AGENCY LAUNCHED INITIATIVE TO PROTECT VITAL RECORDS PRIOR TO BREACH AT NIKKI HALEY’S REVENUE DEPARTMENT
The S.C. Department of Health and Environmental Control (SCDHEC) has been stepping up its data security efforts for several months now, but an unprecedented security breach at Nikki Haley’s Department of Revenue (SCDOR) has prompted director Catherine Templeton to ramp up the implementation of new protective measures at her agency.
As part of that effort, SCDHEC’s website has been offline for the last week as part of an ongoing vulnerability assessment.
Given the status of the SCDHEC website, several sources reached out to FITS recently speculating about a possible security breach at SCDHEC – however our sources at the agency have confirmed that no such breach occurred. Fortunately it appears as though SCDHEC’s vital records – along with its sensitive health data and nuclear monitoring information – were among the very first things Templeton moved to protect after taking the reins of the agency earlier this year.
And rightfully so …
Like S.C. State Treasurer Curtis Loftis – who scheduled a cyber security panel long before the SCDOR breach – Templeton appears to have been ahead of the curve when it comes to performing the core government function of safeguarding citizens’ personal information.
You know … unlike Haley.
“I hired a Chief Security Officer before the breach and we have been taking proactive steps to ensure the security of some of the state’s most valuable and sensitive information (health, nuclear, vital records),” Templeton notes in a statement provided to FITS. “As part of our ongoing assessments, we have taken the website down to verify that there are no issues and have conducted full website vulnerability testing.”
Templeton’s statement also confirmed information from our sources indicating that there was no breach at SCDHEC.

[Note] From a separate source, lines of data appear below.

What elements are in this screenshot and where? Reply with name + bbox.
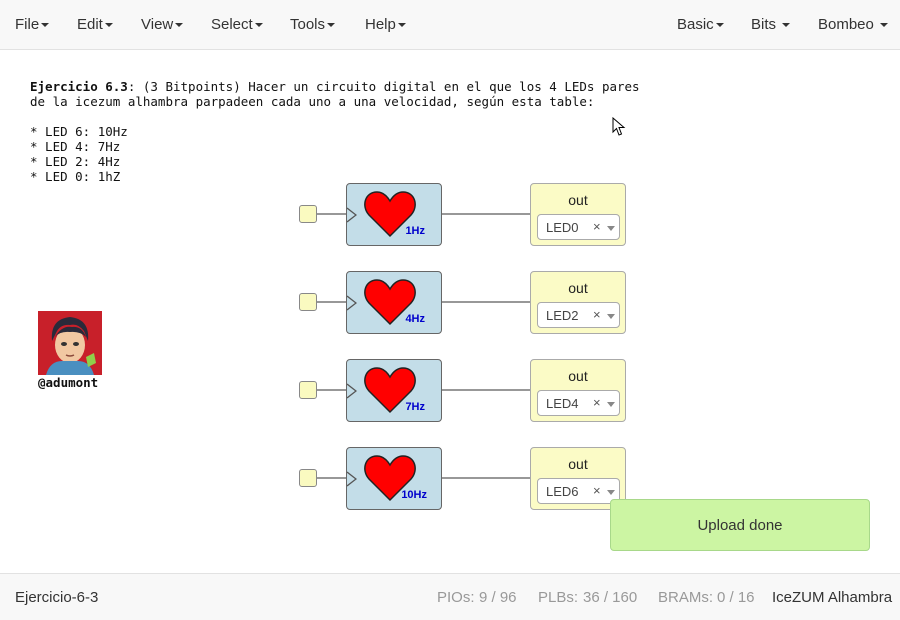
pin-select-3[interactable]: LED4 × <box>537 390 620 416</box>
pin-select-2[interactable]: LED2 × <box>537 302 620 328</box>
frequency-label: 1Hz <box>405 225 425 237</box>
upload-toast[interactable]: Upload done <box>610 499 870 551</box>
clear-icon[interactable]: × <box>593 307 601 322</box>
toast-message: Upload done <box>697 517 783 534</box>
brams-value: 0 / 16 <box>717 589 755 606</box>
cursor-icon <box>612 117 626 136</box>
input-port-2[interactable] <box>299 293 317 311</box>
output-label: out <box>568 192 588 208</box>
output-block-3[interactable]: out LED4 × <box>530 359 626 422</box>
pios-label: PIOs: <box>437 589 475 606</box>
blink-block-2[interactable]: 4Hz <box>346 271 442 334</box>
plbs-label: PLBs: <box>538 589 579 606</box>
output-label: out <box>568 280 588 296</box>
clock-input-icon <box>347 471 357 487</box>
board-selector[interactable]: IceZUM Alhambra <box>772 589 892 606</box>
brams-label: BRAMs: <box>658 589 714 606</box>
chevron-down-icon[interactable] <box>607 402 615 407</box>
output-label: out <box>568 456 588 472</box>
blink-block-1[interactable]: 1Hz <box>346 183 442 246</box>
pin-select-value: LED2 <box>546 308 579 323</box>
frequency-label: 10Hz <box>401 489 427 501</box>
output-block-2[interactable]: out LED2 × <box>530 271 626 334</box>
input-port-1[interactable] <box>299 205 317 223</box>
status-bar: Ejercicio-6-3 PIOs: 9 / 96 PLBs: 36 / 16… <box>0 573 900 620</box>
pin-select-value: LED4 <box>546 396 579 411</box>
project-name: Ejercicio-6-3 <box>15 589 99 606</box>
frequency-label: 4Hz <box>405 313 425 325</box>
plbs-value: 36 / 160 <box>583 589 638 606</box>
clock-input-icon <box>347 383 357 399</box>
output-label: out <box>568 368 588 384</box>
pin-select-value: LED6 <box>546 484 579 499</box>
output-block-1[interactable]: out LED0 × <box>530 183 626 246</box>
chevron-down-icon[interactable] <box>607 226 615 231</box>
input-port-4[interactable] <box>299 469 317 487</box>
pin-select-value: LED0 <box>546 220 579 235</box>
blink-block-4[interactable]: 10Hz <box>346 447 442 510</box>
pin-select-1[interactable]: LED0 × <box>537 214 620 240</box>
clock-input-icon <box>347 207 357 223</box>
pin-select-4[interactable]: LED6 × <box>537 478 620 504</box>
input-port-3[interactable] <box>299 381 317 399</box>
clear-icon[interactable]: × <box>593 483 601 498</box>
clear-icon[interactable]: × <box>593 395 601 410</box>
chevron-down-icon[interactable] <box>607 314 615 319</box>
chevron-down-icon[interactable] <box>607 490 615 495</box>
clock-input-icon <box>347 295 357 311</box>
clear-icon[interactable]: × <box>593 219 601 234</box>
blink-block-3[interactable]: 7Hz <box>346 359 442 422</box>
frequency-label: 7Hz <box>405 401 425 413</box>
pios-value: 9 / 96 <box>479 589 517 606</box>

“We have no evidence of any compromise and are working through our entire system,” Templeton’s statement continues. “We will have the website partially operational (Wednesday), but will keep portions of it down until I am satisfied that we are diligently protecting the information we are charged with keeping secure. In the meantime, our customers can contact us at 803-898-DHEC (3432).”
In contrast to Templeton and Loftis’ efforts, Haley’s handling of the SCDOR breach has been one disaster after another … one with a potentially enormous price tag.
Beginning on August 27, hackers began infiltrating SCDOR’s computer network – stealing the business tax information along with 3.8 million Social Security numbers and nearly 400,000 credit and debit card numbers. South Carolina officials never knew they had been hacked. In fact it wasn’t until October 10 that they were alerted to the breach by federal law enforcement authorities. It took another sixteen days for South Carolinians to learn that their data had been compromised.
Haley’s administration initially claimed that no business information had been stolen during the unprecedented breach. She also stated that “nothing could have been done” to prevent the hack – and that South Carolina had used “industry standard” security measures to protect its data.
All of these claims have been proven false.
This website has been harshly critical of Templeton in the past. In fact we weren’t thrilled with her selection at SCDHEC, and we’re still waiting for her drop the big ax that needs to fall on this overgrown bureaucracy. Also, we’re waiting for her to stake out concrete views on long overdue agency consolidation proposals across state government – restructuring plans which would no doubt disproportionately impact her expansive fiefdom.
Having said all of that, we’ve been impressed with Templeton and Loftis as it relates to the foresight they have shown in making data security a top priority at their agencies.
Now if only Haley had shown the same good judgment …
Of course she has been busy doing other things.